Ma la riduzione dei seggi in Parlamento avrà come prima conseguenza l’esclusione di molti degli attuali deputati e senatori, che non torneranno in Aula dopo la prossima tornata elettorale.
In base ai sondaggi che li danno in forte crescita, solo Fratelli d’Italia aumenterebbe l’attuale rappresentanza in Parlamento (ora 21 senatori e 37 deputati). Tutti gli altri gruppi rischiano una “cura dimagrante” più o meno accentuata. A partire dai Cinque Stelle. Primo partito all’inizio della legislatura, in poco più di quattro anni la loro rappresentanza fra Camera e Senato si è dimezzata da 331 a 165 parlamentari. Un processo culminato un mese fa con lo strappo voluto da Luigi Di Maio, che ha portato con sé una sessantina di ex grillini, creando “Insieme per il futuro”. Accreditati ormai non molto sopra il 10% il 25 settembre i 5S potrebbero dimezzare i parlamentari attuali.
Quella che già si intravede ad ogni modo è una forte fibrillazione per la composizione delle liste. Sono sempre di meno ormai i collegi uninominali sicuri, e per le segreterie di partito non sarà facile trovare la quadra, considerando anche le quote di genere per garantire un’equa rappresentanza di uomini e donne tra i candidati. Non solo. Il tempo stringe. Manca solo un mese alla presentazione delle liste (21 e 22 agosto).
I collegi elettorali in cui è divisa l’Italia e che daranno forma al nuovo Parlamento sono stati ridisegnati con un decreto del 2020 che si è reso necessario dopo le modifiche introdotte con la legge costituzionale che ha ridotto a 600 il numero dei parlamentari.
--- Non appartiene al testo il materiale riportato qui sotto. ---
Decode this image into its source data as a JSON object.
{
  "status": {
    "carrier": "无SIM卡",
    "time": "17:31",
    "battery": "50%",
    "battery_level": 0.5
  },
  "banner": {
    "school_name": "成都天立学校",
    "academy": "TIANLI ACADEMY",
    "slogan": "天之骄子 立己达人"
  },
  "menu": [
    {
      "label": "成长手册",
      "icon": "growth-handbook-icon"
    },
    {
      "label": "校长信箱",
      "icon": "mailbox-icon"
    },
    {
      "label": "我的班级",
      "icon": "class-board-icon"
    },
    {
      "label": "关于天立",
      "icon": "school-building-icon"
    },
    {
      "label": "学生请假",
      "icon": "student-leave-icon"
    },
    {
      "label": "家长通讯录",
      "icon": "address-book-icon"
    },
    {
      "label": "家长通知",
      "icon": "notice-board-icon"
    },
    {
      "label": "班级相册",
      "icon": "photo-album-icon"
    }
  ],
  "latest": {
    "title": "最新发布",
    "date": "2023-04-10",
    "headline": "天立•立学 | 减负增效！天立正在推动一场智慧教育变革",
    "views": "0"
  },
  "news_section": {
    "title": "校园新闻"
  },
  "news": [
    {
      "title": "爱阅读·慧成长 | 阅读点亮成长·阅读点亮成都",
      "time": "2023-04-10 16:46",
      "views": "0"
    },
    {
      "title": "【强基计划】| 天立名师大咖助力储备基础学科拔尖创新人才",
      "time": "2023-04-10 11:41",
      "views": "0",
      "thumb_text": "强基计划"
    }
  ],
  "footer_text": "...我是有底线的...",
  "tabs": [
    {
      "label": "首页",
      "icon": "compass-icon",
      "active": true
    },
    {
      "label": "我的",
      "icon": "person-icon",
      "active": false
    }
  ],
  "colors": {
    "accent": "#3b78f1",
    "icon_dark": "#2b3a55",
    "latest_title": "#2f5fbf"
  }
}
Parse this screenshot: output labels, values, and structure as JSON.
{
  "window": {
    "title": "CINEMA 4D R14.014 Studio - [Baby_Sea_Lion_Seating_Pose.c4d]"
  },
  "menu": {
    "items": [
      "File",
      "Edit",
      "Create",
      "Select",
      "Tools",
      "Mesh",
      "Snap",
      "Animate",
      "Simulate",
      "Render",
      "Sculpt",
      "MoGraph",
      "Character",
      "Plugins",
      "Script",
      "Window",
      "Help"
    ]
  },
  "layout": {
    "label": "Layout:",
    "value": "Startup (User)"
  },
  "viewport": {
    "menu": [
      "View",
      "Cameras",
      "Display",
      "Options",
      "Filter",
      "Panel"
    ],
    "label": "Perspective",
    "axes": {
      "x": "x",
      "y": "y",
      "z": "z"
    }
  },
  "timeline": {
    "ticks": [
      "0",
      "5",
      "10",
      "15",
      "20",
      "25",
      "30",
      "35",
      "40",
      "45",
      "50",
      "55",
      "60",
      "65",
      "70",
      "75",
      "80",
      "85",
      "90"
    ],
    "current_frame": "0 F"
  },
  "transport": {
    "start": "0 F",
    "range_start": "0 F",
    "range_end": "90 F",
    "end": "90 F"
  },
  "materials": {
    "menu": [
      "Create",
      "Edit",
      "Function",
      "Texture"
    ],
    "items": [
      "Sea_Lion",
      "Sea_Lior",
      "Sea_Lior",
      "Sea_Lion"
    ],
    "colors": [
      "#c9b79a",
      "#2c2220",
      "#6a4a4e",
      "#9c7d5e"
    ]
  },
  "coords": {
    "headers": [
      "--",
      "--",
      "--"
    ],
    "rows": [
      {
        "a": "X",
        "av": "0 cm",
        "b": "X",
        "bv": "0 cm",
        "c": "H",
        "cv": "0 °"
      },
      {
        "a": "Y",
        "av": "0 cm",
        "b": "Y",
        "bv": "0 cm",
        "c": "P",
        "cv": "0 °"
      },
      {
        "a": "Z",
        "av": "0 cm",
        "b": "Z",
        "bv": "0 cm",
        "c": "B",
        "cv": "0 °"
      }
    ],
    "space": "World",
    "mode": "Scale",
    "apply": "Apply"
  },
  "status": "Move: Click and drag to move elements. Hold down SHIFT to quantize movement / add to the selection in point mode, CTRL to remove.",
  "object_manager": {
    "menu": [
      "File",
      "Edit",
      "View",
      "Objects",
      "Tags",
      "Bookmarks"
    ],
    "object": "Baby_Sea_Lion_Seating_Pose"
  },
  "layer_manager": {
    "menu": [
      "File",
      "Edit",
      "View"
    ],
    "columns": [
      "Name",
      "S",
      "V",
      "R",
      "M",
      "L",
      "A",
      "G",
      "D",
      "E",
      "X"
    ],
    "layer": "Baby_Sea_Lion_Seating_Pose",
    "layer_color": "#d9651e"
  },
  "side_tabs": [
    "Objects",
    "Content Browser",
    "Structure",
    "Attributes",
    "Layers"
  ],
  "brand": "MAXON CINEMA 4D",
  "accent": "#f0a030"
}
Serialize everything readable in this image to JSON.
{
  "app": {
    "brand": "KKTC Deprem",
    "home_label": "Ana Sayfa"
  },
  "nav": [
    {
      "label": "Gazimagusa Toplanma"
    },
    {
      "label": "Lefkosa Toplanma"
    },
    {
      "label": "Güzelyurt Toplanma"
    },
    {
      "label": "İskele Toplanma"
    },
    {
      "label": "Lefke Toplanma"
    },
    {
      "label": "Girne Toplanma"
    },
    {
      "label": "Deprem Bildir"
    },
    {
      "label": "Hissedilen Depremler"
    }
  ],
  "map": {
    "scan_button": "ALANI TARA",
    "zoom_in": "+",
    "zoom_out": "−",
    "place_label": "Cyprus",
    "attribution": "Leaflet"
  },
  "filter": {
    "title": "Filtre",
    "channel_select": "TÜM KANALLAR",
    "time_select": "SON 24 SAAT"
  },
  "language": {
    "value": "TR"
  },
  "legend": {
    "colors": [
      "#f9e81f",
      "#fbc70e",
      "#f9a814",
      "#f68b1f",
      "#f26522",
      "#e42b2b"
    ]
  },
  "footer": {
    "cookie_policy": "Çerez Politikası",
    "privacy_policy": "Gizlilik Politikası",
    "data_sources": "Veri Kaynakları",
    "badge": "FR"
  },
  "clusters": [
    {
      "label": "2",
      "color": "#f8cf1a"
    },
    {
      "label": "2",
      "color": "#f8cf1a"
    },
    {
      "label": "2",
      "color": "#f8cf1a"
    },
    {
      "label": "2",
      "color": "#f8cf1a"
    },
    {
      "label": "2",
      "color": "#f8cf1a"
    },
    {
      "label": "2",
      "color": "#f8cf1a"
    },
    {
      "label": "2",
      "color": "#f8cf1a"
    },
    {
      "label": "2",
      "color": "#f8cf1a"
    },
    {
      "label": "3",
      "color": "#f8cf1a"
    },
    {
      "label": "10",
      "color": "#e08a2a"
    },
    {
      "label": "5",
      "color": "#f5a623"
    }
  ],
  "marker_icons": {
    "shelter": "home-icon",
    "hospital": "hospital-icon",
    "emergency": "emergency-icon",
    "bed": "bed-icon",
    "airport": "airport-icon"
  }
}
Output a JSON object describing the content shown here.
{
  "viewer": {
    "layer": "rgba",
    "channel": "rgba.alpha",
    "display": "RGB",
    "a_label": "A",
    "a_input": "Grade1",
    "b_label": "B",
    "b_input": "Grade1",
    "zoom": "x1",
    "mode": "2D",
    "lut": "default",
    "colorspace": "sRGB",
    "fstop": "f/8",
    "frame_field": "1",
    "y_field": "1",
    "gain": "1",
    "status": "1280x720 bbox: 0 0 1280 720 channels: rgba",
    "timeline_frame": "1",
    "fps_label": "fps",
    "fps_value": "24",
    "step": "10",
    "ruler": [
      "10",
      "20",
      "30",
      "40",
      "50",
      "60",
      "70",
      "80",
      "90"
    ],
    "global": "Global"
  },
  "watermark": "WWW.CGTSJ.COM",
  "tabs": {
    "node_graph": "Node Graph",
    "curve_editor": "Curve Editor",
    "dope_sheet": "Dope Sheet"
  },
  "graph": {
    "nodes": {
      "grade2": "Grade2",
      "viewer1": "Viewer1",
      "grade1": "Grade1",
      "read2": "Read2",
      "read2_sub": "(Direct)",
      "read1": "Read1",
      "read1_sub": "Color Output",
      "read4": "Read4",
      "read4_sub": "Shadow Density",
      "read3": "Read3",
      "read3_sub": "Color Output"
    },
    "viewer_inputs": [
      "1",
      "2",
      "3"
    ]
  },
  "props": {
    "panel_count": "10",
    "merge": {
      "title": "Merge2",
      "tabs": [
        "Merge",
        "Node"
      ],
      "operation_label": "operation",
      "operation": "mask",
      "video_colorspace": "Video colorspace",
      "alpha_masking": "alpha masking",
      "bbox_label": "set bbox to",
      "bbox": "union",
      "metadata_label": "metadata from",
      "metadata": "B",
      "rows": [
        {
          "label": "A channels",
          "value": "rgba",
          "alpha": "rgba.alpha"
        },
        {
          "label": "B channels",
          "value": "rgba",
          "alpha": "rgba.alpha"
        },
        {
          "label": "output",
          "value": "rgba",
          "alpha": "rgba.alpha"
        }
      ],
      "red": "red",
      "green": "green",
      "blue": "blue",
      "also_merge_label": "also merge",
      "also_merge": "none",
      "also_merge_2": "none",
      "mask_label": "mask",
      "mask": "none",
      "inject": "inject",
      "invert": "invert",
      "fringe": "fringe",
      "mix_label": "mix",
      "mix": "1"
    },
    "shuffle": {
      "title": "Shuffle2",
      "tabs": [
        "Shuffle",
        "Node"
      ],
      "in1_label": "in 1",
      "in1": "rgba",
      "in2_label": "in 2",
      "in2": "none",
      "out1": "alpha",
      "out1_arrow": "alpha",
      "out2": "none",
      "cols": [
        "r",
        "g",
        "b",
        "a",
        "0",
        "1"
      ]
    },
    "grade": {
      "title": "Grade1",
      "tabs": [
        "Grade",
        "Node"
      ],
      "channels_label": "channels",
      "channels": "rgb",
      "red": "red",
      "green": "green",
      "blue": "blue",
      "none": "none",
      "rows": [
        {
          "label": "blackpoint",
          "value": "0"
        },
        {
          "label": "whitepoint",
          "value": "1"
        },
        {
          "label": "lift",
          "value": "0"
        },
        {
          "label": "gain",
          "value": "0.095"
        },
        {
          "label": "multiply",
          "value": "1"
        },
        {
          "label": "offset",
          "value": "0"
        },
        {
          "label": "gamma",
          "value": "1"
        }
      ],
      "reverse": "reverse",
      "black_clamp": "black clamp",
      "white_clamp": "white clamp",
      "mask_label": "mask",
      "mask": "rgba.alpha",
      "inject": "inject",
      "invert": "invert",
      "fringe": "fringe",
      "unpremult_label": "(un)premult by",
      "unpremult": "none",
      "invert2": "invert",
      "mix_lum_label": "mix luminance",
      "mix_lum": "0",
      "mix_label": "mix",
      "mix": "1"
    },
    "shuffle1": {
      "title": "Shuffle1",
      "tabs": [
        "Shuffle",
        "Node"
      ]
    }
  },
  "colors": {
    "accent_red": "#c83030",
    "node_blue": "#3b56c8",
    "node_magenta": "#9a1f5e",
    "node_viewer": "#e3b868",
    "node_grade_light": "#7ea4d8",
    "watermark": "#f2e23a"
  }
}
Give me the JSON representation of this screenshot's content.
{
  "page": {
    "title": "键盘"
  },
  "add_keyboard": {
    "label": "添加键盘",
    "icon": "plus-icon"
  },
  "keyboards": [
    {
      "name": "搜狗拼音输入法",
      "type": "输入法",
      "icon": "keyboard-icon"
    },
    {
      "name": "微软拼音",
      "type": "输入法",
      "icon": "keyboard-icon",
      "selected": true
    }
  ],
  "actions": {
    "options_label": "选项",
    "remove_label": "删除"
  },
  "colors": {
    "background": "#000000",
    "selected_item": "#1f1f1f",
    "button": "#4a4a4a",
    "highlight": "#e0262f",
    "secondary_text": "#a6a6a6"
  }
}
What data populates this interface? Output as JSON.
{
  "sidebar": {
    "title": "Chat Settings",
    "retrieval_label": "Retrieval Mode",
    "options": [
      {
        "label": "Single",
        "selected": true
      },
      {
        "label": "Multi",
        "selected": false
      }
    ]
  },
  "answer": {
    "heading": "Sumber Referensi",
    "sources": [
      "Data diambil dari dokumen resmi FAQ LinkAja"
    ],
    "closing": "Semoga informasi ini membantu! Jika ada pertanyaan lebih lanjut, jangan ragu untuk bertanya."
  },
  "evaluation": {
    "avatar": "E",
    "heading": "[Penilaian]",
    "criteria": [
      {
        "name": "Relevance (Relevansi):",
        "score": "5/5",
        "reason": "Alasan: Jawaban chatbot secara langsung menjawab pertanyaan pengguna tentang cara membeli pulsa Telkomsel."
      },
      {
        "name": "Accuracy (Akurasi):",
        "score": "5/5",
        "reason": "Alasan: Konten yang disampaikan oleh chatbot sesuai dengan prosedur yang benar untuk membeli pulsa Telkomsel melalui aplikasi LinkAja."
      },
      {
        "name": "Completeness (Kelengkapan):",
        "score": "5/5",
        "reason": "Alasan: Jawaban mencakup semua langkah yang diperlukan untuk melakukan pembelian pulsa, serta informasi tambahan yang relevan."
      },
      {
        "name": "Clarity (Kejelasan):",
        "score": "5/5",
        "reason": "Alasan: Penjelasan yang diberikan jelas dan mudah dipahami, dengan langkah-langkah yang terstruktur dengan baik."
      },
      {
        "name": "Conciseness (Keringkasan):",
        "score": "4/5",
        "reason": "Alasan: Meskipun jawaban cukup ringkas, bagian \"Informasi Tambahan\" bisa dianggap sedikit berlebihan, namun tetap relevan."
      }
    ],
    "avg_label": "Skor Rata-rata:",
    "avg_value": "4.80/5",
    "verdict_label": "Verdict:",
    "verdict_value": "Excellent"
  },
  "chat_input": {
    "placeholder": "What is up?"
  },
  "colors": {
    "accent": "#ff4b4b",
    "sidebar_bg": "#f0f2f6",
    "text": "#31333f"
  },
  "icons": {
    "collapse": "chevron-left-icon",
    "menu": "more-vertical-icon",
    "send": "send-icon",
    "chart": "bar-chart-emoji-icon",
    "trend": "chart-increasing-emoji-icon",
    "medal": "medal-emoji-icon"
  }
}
Con la nuova norma i collegi uninominali, assegnati con il sistema maggioritario, sono 221 (147 alla Camera e 74 al Senato) mentre quelli plurinominali su base proporzionale sono complessivamente 367 di cui 245 alla Camera e 122 al Senato. A questi si aggiungono i 12 collegi riservati ai deputati e ai senatori eletti all’estero (8 alla Camera e 4 al Senato).